Ignoro si Borges habló
alguna vez de Martí. Pero estoy seguro que no hubiera podido criticarlo
acusándolo de amueblar a mansalva sus versos en el Petit Larousse, o de usar palabras sinónimas que no lo eran, o
simplemente de ausencia de escrúpulos.
José Ramón Jiménez fue uno de los mejores en resumir la belleza, el
poder, la integridad de la prosa de Martí. Recuerda Luis Rafael en su libro que
el autor de Platero y yo sentía
rechazo por Darío pues “nunca me conquistaron las princesas exóticas, los
griegos y romanos de medallón, las japonerías ´caprichosas´” o los “hidalgos
´edad de oro´”. Pero Martí “era otra cosa”. Y la otra cosa consistía en que
Martí era “más derecho, más acerado, más discreto, más fino, más secreto, más
nacional y más universal”.
Cada vez resulta más difícil hacer las paces con los enemigos de
nuestra juventud, cada vez son más peliagudos los dilemas existentes entre la
originalidad cargada de defectos y la rastrera imitación que rinde homenaje a
quienes consideramos superiores a nosotros. En ese sentido, Martí es diferente.

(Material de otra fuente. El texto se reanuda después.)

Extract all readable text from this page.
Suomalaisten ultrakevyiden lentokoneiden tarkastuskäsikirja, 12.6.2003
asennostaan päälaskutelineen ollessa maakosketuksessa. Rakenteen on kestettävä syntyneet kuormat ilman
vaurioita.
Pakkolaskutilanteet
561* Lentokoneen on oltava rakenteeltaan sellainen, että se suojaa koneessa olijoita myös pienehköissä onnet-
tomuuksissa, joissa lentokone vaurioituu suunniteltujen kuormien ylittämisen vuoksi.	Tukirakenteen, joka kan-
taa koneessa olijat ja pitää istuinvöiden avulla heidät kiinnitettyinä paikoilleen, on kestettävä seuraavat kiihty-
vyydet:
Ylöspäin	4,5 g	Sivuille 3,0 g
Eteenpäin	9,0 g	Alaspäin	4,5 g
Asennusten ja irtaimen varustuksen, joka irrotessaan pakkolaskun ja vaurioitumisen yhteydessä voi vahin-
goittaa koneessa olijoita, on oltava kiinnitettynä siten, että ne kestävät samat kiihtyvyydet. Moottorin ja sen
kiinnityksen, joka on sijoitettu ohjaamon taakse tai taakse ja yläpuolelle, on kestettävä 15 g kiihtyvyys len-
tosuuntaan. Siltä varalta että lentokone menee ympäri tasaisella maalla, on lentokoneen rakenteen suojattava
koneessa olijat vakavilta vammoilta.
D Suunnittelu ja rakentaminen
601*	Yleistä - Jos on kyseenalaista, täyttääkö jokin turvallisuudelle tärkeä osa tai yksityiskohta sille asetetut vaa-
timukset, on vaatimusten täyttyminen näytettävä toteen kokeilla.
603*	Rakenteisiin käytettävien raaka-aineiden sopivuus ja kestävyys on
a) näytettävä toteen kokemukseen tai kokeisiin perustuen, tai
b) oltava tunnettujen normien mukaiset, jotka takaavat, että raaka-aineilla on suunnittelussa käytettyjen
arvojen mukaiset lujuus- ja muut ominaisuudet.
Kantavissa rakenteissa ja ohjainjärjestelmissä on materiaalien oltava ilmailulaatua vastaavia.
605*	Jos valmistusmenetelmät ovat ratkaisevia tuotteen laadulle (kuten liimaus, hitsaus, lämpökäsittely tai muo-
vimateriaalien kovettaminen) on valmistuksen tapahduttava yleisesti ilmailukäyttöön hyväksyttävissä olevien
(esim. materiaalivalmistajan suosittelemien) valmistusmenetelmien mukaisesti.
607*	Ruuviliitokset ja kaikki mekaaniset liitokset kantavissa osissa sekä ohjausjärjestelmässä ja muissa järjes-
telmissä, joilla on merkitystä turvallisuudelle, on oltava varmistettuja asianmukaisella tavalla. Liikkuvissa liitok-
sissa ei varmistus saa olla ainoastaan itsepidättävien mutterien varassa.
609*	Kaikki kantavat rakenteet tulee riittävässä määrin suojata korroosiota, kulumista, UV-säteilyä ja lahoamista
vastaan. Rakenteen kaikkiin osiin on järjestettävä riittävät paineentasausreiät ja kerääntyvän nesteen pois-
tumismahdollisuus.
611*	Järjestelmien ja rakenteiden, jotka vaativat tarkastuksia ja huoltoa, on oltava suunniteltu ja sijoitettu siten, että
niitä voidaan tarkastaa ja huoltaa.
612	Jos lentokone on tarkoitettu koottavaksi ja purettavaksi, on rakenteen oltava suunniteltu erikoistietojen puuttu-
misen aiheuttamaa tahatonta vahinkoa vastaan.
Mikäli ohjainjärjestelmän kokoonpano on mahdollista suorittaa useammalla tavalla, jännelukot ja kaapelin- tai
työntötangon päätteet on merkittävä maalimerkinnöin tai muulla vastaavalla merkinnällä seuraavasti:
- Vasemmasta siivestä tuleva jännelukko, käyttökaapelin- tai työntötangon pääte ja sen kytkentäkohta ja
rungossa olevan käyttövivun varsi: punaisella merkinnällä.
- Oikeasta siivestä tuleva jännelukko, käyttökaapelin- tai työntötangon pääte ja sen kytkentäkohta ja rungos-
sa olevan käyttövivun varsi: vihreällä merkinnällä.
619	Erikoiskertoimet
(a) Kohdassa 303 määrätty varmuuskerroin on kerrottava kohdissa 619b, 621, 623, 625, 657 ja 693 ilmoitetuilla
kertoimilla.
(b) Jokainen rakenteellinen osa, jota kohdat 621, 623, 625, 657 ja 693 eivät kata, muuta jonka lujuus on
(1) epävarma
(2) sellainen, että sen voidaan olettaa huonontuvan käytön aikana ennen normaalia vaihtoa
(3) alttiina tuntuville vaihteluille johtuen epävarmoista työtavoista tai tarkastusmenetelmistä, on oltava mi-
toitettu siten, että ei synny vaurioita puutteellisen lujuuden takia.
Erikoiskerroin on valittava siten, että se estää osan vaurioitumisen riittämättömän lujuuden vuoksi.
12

Lejos de apelar a los restos marchitos de cosechas extrañas, Martí, hizo el
viaje hacia la semilla. De ese cantar de los cantares que es la poesía española
a partir del arcipreste de Hita, y hasta Góngora, moldeó y refinó un lenguaje.
No marchó de lo sencillo a lo complejo. Se limitó a refinar aún más lo
sencillo. Y al usar el vino viejo en odres nuevos renovó la poesía
hispanoamericana y ejerció vasta influencia en algunos de los mejores poetas
españoles.
Entre
Prometeo y Narciso cuenta con numerosas virtudes. Voy a
destacar una, y a mencionar la esencial. La virtud cardinal es que Luis Rafael no trabaja sobre una
plantilla enganchando ideas prestadas de otros autores no muy originales.
Tampoco baraja distintas tesis, sin optar por ninguna de ellas, dejando al lector
que decida. El ensayo no se pierde en vericuetos, o dilapida el objetivo.
Cuando Luis Rafael cita, es para aclarar un concepto, o robustecer su tesis. La
bibliografía no es como esa nariz del verso de Quevedo, a la que estaba pegado
un hombre. La bibliografía es un andamio, jamás la parte principal del
discurso.
En cuanto a la virtud esencial, consiste en la pasión. Luis Rafael
quiere mostrar, y demuestra, que el mejor Modernismo es el encarnado por Martí.
Y para eso muestra la lección del Maestro siguiendo su límpida trayectoria, sin
visitar predios ajenos. Y si esa trayectoria tiene alguna curva, es la misma
que sigue una flecha antes de llegar a su destino.
Luis Rafael es un poeta, narrador y
ensayista nacido en Cuba.
Ha publicado una veintena de libros, entre ellos:
Narrativa: La magia de
ET, Piratas y Corsarios del Caribe, Liz desea, Cuentos para dormir, Mulato, El dueño de los caballitos, El detective Perrín
acude al llamado (cuento policíacos para niños)
Ensayo: Eliseo Diego: donde la demasiada
luz.
Poesía: Babel, Cartas
al hijo.
[i] Editorial Complutense, 2013.
[ii] En posteriores ediciones del libro, Borges dijo que conservaba
“estas impertinencias para castigarme por haberlas escrito. En aquel tiempo
creía que los poemas de Lugones eran superiores a los de Darío. Es verdad que
también creía que los de Quevedo eran superiores a los de Góngora”.